Email Subscription Tools
It’s not enough to collect email addresses for a newsletter. You also need it to be seamless for yourself. A spreadsheet filled with email addresses isn’t the most productive way to get the job done. I’ve used Sumo at KaylaLords.com – the free version – which integrated with my Feedblitz account. All the email addresses were funneled to a designated list depending on which form people filled out on my website.
For The Smutlancer and Loving BDSM, I use Mailer Lite (the free option) as my email provider and WP Subscribe Pro as my pop-up and email newsletter form. WP Subscribe Pro cost $25 (I got it on sale) but I’ve used it on two websites, and I can edit it as much as I need to. Because of the integration, when I’m ready to send out an email newsletter, I never have to worry if everyone is on the most current list.
WordPress Editorial Calendar
You can already tell from my love of Trello and to-do lists that I’m a bit of a planner. A tool I love (that I don’t use as often as I should) is a plugin for WordPress called Editorial Calendar. It allows you to plan out your content in a calendar view.
- Open it up (within your dashboard under Posts) and click on New Post on any day within the calendar.
- Once you put in a title (working or final, it’s up to you) and any or no content, hit save.
- Now it’s a draft that you can write when you’re ready.
This is great for planning series of contents or mapping out exactly what you want to publish when.
Don’t think you have to use every tool in this list…or any of them, especially if you’ve already got something that works better. But if you’re overwhelmed and feeling unproductive, give one or two on this list a try. Sure, there’s going to be a learning curve, but if it works for you, it’ll be worth the extra time. And if you try something and it doesn’t work, don’t be afraid to stop doing it.
The whole point is to make certain things easier so you can focus on the part you really want to do – create good content and reach more people.
Do you have any tools you use to help you stay on top of things? Feel free to share in the comments or on social media!

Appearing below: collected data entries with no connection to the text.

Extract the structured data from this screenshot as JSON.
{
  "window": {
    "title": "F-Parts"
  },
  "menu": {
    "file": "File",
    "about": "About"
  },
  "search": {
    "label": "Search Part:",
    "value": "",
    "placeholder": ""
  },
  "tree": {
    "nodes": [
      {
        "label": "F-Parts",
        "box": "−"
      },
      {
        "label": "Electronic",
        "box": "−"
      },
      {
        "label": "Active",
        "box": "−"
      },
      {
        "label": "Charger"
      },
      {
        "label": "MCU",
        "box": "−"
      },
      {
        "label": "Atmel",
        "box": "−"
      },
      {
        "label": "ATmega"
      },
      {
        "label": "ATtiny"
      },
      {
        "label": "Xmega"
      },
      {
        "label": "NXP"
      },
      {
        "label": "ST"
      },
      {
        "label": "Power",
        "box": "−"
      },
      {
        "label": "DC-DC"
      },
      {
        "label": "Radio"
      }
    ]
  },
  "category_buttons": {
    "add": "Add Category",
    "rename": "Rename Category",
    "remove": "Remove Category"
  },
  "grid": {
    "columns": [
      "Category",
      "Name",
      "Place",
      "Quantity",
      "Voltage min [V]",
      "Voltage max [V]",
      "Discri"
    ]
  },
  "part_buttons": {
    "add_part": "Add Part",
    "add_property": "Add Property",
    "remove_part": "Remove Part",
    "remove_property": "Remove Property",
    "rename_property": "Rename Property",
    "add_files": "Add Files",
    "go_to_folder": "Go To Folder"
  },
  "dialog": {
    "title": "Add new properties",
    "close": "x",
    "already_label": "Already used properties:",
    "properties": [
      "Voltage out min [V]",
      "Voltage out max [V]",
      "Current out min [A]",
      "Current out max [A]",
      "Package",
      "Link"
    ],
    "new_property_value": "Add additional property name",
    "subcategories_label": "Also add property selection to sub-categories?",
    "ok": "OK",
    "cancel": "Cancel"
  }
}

LOVE that you are doing this!! I am a solo-smut-entrepreneur also. I have a toy store and a lingerie store and a sex blog and one other vanilla (non-sex related) business I am just starting. So yeah I’m excited to read this & listen too.
Since you love Trello, as do I, I wanted to point out that I use Trello as an Editorial Content creator board. I also have a Social Media Board also. Both of these boards have checklists (that are copied from one topic to another), they have an idea column, once it is decided I am going to write on that topic I move it to Drafts then the card gets moved down the line as I work on it. There are ways to add graphics, attach files, and clip web pages used for research! Fab!!!
If you would like any of these templates so you’re not on ground zero, let me know and I will be happy to share.
Tickles and Spanks,
Oh yay! So glad to be helpful! And also, thank gawd I’m not the only one with about five (or more) business ventures all at the same time, lol.
I never dive into Trello so I’ll take any help I can get…and if you’re interested, I’d love to publish an in-depth look at specific tools (like Trello)…if it’s something you’d be interested in writing, let me know!